I’m not sure where I would be without humor. Laughter is an excellent stress buster (https://bewell.stanford.edu/surviving-the-family-holiday).
Create and set clear boundaries. An article on Oprah.com, suggests setting a time limit for how long you can tolerate spending time with various family members. You could have a friend call you at a certain time to provide you with an easy exit when you have reached your limit. Another suggestion is to have a car (your own or a rental, if needed) so you aren’t dependent on a family member for transportation, in case you need to get away and take a break (http://www.oprah.com/omagazine/Dealing-with-a-Dysfunctional-Family-During-the-Holidays).
I hope this blog is helpful. Feel free to share your own ways of coping with the holidays. Have a safe Thanksgiving!
I express my thankfulness everyday for what I have in my life. It is not something that I only do once a year, such as for Thanksgiving.
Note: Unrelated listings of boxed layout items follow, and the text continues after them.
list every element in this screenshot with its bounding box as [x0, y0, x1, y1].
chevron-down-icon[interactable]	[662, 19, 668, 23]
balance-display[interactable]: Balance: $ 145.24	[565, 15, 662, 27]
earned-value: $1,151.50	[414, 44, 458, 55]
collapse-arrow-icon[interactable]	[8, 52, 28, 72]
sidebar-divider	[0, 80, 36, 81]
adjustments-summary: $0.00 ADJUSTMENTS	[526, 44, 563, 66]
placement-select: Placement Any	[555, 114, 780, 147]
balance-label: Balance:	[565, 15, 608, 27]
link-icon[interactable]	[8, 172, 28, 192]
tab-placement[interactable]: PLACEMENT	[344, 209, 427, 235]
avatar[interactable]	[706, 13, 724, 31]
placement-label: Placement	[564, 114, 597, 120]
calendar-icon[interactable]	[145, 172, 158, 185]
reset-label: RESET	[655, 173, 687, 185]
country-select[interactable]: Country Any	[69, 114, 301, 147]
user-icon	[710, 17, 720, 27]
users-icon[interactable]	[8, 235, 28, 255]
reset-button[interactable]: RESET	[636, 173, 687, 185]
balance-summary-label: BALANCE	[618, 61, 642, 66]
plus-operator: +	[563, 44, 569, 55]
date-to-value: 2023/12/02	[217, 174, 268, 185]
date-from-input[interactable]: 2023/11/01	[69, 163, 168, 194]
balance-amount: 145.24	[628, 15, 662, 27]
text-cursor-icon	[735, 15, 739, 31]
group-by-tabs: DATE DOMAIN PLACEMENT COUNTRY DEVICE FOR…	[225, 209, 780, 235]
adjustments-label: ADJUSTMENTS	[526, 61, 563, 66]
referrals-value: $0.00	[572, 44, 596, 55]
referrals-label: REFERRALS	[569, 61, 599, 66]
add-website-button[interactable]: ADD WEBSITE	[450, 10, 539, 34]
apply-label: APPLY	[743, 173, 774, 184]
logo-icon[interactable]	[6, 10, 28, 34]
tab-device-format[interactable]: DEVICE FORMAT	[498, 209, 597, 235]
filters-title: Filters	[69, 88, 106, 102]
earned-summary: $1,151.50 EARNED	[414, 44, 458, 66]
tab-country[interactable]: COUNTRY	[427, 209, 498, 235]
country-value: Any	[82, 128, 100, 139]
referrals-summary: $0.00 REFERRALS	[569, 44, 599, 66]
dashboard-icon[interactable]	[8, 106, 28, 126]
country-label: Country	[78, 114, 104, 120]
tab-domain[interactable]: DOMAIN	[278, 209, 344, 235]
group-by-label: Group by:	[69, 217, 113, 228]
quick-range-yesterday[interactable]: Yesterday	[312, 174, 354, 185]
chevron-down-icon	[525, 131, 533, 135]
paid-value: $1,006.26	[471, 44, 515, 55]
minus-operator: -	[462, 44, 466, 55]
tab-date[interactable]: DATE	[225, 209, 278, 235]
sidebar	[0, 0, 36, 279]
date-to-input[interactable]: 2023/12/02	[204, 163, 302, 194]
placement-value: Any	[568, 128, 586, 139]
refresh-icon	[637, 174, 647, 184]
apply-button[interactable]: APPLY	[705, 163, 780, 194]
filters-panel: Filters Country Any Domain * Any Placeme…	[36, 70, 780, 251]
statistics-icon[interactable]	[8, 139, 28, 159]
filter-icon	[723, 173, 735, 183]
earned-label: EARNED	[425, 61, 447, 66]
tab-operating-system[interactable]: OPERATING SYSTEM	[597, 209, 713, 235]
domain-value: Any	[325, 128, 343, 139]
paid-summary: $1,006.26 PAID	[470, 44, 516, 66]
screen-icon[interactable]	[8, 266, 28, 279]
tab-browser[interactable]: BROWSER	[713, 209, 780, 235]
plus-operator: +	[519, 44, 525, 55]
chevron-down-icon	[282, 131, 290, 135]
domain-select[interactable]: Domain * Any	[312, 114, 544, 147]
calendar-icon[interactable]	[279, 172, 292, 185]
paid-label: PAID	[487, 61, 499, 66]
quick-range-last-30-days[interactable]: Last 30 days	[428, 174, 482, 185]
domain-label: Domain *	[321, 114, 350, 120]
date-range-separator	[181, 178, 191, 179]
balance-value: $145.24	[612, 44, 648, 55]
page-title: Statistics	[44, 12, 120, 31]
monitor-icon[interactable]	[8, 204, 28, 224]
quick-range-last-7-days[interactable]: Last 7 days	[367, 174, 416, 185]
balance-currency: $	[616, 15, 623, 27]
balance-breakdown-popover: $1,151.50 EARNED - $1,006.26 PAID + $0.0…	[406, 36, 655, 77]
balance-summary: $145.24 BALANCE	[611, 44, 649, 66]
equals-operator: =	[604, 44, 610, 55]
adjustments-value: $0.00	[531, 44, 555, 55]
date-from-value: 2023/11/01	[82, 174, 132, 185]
It is one of the tools in my toolbox of coping skills. I have found, that when I was most depressed and discouraged, finding at least three things I was thankful for, was somewhat encouraging for me. When we are busy, stressed, depressed, or distracted, it is easy to forget the positives (the simple things) that we have. As a therapeutic assignment, my therapist has requested that I blog about what I am grateful for. I will first blog about practicing gratitude and its benefits, then I will finish with my own expression of gratefulness.
The practicing of expressing gratitude makes us happier (http://happierhuman.com/benefits-of-gratitude/). According to an article on Happify.com, it has been found that indivduals who express gratitude on a regular basis sleep better, have better immune systems, and experience more positive emotions (http://www.happify.com/hd/the-science-behind-gratitude/). The article also points out several ways to journal about what you are grateful for. Another online article on how to express gratitude regularly is http://tinybuddha.com/blog/how-to-start-a-gratitude-practice-to-change-your-life/.
When I was my most depressed, my illness overshadowed what I did have in my life. I found that journaling (sometimes just a simple list of one or two things daily) about what I was grateful for was like a small light shining through the darkness of my mind. Sometimes, it made me smile to think of what I did have. Now, don’t get me wrong, I am not talking about invalidating your sadness by saying you should be happy for what you have. All I am saying is that when I was able to think of just a few things that I was thankful for, it did cause a small uplift in my negative mood. I needed something positive to focus on and what I was grateful for helped me find some positive in my life, even if it was as simple as eating my favorite candy that day and thinking about how good it tasted.
So, what am I thankful for? I am thankful for waking up and having another day of life to enjoy my husband, family and loved ones. I am grateful for stability in my mental health, something that I never thought would happen to me. I am happy that I am able to work and make some money for my family, even if it is only part-time at the moment. I am so thankful for my husband, who loves me unconditionally, despite my flaws, and my little fur baby, Dixie, who is a bright light in my life.
On a simple note, I am thankful for coffee each morning. I am thankful for my dearest friends, who I love like my own sisters.
There are so many things I am thankful for. What are you thankful for? Do you practice gratefulness regularly? If so, share some of the ways you do this.